In functional programming we write code by composing existing procedures whenever possible. All of the operations you're doing can be expressed by using list procedures:

(define n 5)
(define lst '(0 1 2 3 4 5 6 7 8 9))

(let ((shuffled (take (shuffle lst) n)))
  (list shuffled (remove* shuffled lst)))

=> '((5 8 9 6 2) (0 1 3 4 7))

In the end you'll have two lists, the first contains n elements randomly chosen from the original list, and the second contains the remaining elements.

In functional programming we try really hard to avoid explicit loops (we use recursion in its place) and set!. We use existing procedures, composition, and create new data (say, lists) instead of modifying existing data.

I can tell that you come from a procedural background, it's kinda hard to let go of loops and assignments, but that's the beauty of functional programming: it makes you think differently about how you solve problems. Mutating data is the source of many difficulties, especially when doing concurrent programming, that's why FP avoids it at all costs.

Note that mutating data is avoided as much as possible, but Scheme, being an impure functional programming language allows it. For instance, the shuffle procedure must change state at some point, when picking random values. But it's all encapsulated away, and in normal, day-to-day programming you can do most of your work without ever using set!.

Answer 3

In order to remove the use of set! and explicit loops, you need to use recursion, with the "updated" values being passed in as parameters.

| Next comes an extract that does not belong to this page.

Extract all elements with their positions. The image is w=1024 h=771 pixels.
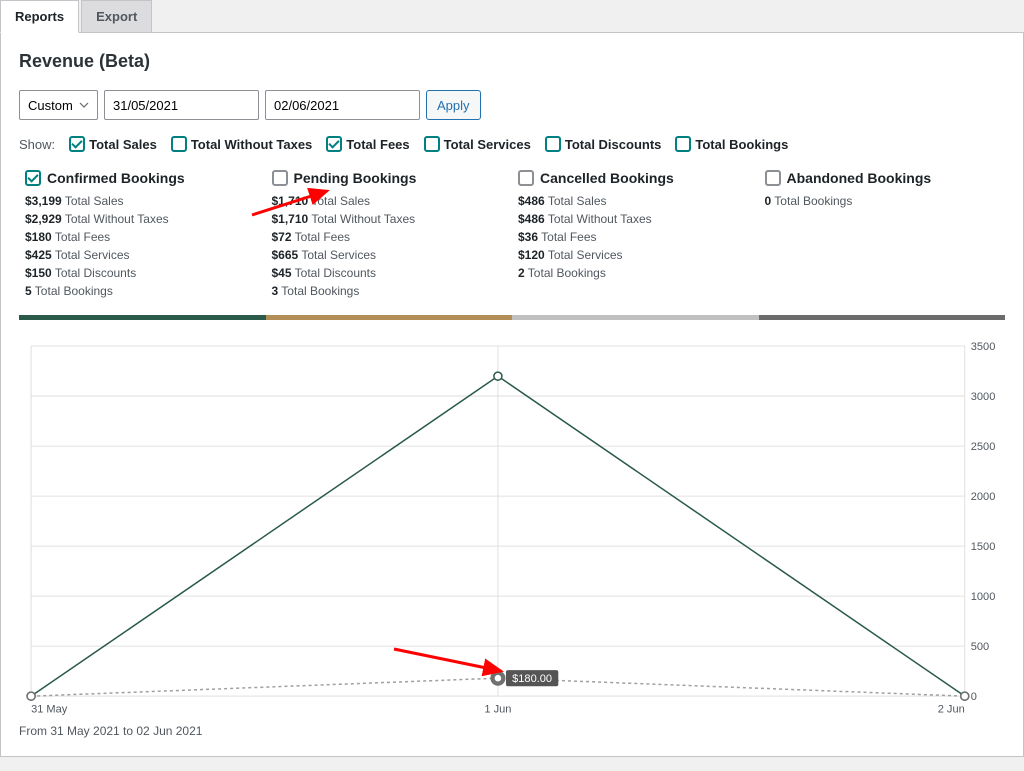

Scheme has some nice syntactic sugar around letrec (recursive let, used for bindings that can reference themselves), which allows you to create and call a function in one go: named let. This is often used for looping, so the function is often called loop, but it can be called anything else. The important thing is to call it with modified parameters when looping, and not to call it when the loop is over.

(define (take-random n lst)
  ; Syntactic sugar that creates a 3-parameter function called `loop` and calls it
  ; with the values `n`, `'()` and `lst`
  (let loop ((n n)
             (picked '())
             (lst lst))
    ; If the loop counter reaches zero or if there are no more items to take
    (if (or (zero? n) (null? lst))
        ; Then combine the picked items and the remaining unpicked items
        (list picked lst)
        ; Otherwise, pick a random item from the list
        (let ((item (random-chooser lst)))
          ; And loop again, decreasing the loop counter to be nearer zero,
          ; adding the picked item to the list of picked items, and removing
          ; it from the list of remaining items to pick from
          (loop (- n 1)
                (cons item picked)
                (remove item lst))))))

;; Examples
(take-random 3 '(1 2 3 4 5 6))
; => ((4 1 6) (2 3 5))
(take-random 3 '(1 2))
; => ((2 1) ())

Óscar López's answer is a good presentation of the more functional way of doing this.